FFF - Second helpings are a thing of the past for me, but the temptation is always there.

Leslie - I'm sure you are looking forward to that back surgery. I've had my own share of health problems that have kept me from being as active as I need to be, but I do what I can.

Maggie - I saw that with my own mother. She grew up in the Great Depression and then matured during WWII. When food wasn't rationed, she ate with abandon, and it ended up being to her detriment.

Lavinia - Yes, there is a bit of a diet fad going on in America right now - the 3 bite diet. You can have anything you want, but you can only have 3 bites. I suppose that would work for rich foods, but I wonder if they are getting all of their daily nutrients? Probably not. And I can imagine you could really add up in the bites for the day if you had enough variety around.

Hilary - Ah, control. That is something I wish I had more of. I use a little trick sometimes, though, walking away from whatever it is I'm craving for 5 minutes. If I still want it, I go back and have a small portion. Sometimes I get busy doing something else, though, or I have time to talk myself out of it. The better thing is when nothing too tempting is kept in the house.

Peace - D

Daryl said...

I admit I am very lucky to have a good metabolism so I can eat pretty much whatever I want but I have learned as I grow older than smaller portions eaten earlier keep those extra lbs away .. and let me remain the couch potato I enjoy being.

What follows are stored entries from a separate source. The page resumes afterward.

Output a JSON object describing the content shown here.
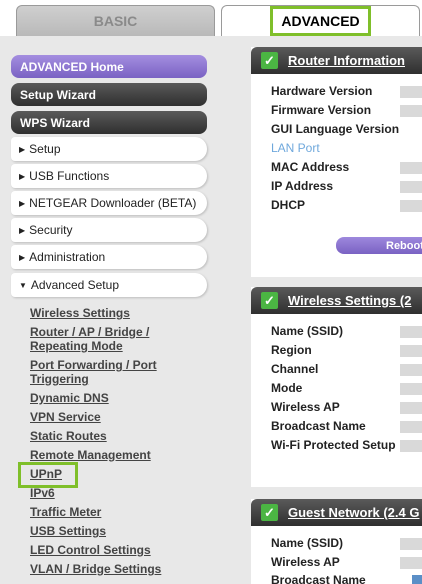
{
  "tabs": {
    "basic": "BASIC",
    "advanced": "ADVANCED"
  },
  "menu": {
    "advanced_home": "ADVANCED Home",
    "setup_wizard": "Setup Wizard",
    "wps_wizard": "WPS Wizard",
    "setup": "Setup",
    "usb_functions": "USB Functions",
    "netgear_downloader": "NETGEAR Downloader (BETA)",
    "security": "Security",
    "administration": "Administration",
    "advanced_setup": "Advanced Setup",
    "submenu": [
      "Wireless Settings",
      "Router / AP / Bridge /",
      "Repeating Mode",
      "Port Forwarding / Port",
      "Triggering",
      "Dynamic DNS",
      "VPN Service",
      "Static Routes",
      "Remote Management",
      "UPnP",
      "IPv6",
      "Traffic Meter",
      "USB Settings",
      "LED Control Settings",
      "VLAN / Bridge Settings"
    ]
  },
  "router_info": {
    "title": "Router Information",
    "rows": [
      "Hardware Version",
      "Firmware Version",
      "GUI Language Version",
      "LAN Port",
      "MAC Address",
      "IP Address",
      "DHCP"
    ],
    "reboot": "Reboot"
  },
  "wireless": {
    "title": "Wireless Settings (2",
    "rows": [
      "Name (SSID)",
      "Region",
      "Channel",
      "Mode",
      "Wireless AP",
      "Broadcast Name",
      "Wi-Fi Protected Setup"
    ]
  },
  "guest": {
    "title": "Guest Network (2.4 G",
    "rows": [
      "Name (SSID)",
      "Wireless AP",
      "Broadcast Name"
    ]
  },
  "colors": {
    "highlight": "#7fbf2a",
    "purple": "#7a62c3",
    "dark": "#2f2f2f",
    "lan_link": "#6fa8dc",
    "check": "#4bb543"
  }
}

OTOH, a very dear friend went through a divorce and just as she was getting back 'on track' her ex committed suicide ... took her almost 2 yrs to get past that and now she's morbidly obese (her own words) BUT she's happy... I am hoping she can find a way to stay happy AND lose a weight cause I dont want to lose her

:-Daryl

® ♫ The Brit ♪ ® said...

Hi riverpoet,
Yeah I guess around a few years ago most people in Europe were slim, of average size or in shape, however nowadays the battle is really on, just like in the states, and there are lots of "obese" people.
I really blame all the processed foods and ready meals that you find in the supermarket, all the additives and high levels of hidden sugar and fats that they contain (even those that are advertised as "light" meals)
I guess people nowadays would rather just pop a ready meal into the microwave instead of making a meal from scratch and these I feel are the "culprit foods"
Of course there are many more sweets, candy and desserts too now, so that doesn't help with the need to comfort eat...
I think as people's lives have got more and more hectic, with less time to do things like cooking, the appeal of all these foods has become incredible!
I really admire the Brazilians as here in Brazil most people are really in shape and exercise regularly. Walking along the beach in Rio de Janeiro is like being in the presence of male and female supermodels most of the time and that can be incredibly self-deflating! haha
Oh go on then... I'll have another square of Hershey's! x

Employee No. 3699 said...

I was always petite (5'2", 105 lbs) until I hit 40. In the last 6 years I have gained almost 20 lbs. Since I never had to watch what I ate before I find it difficult.

P.S. Even if you make the best damn fruitcake in the world, I honestly don't think I would like it, just sayin'.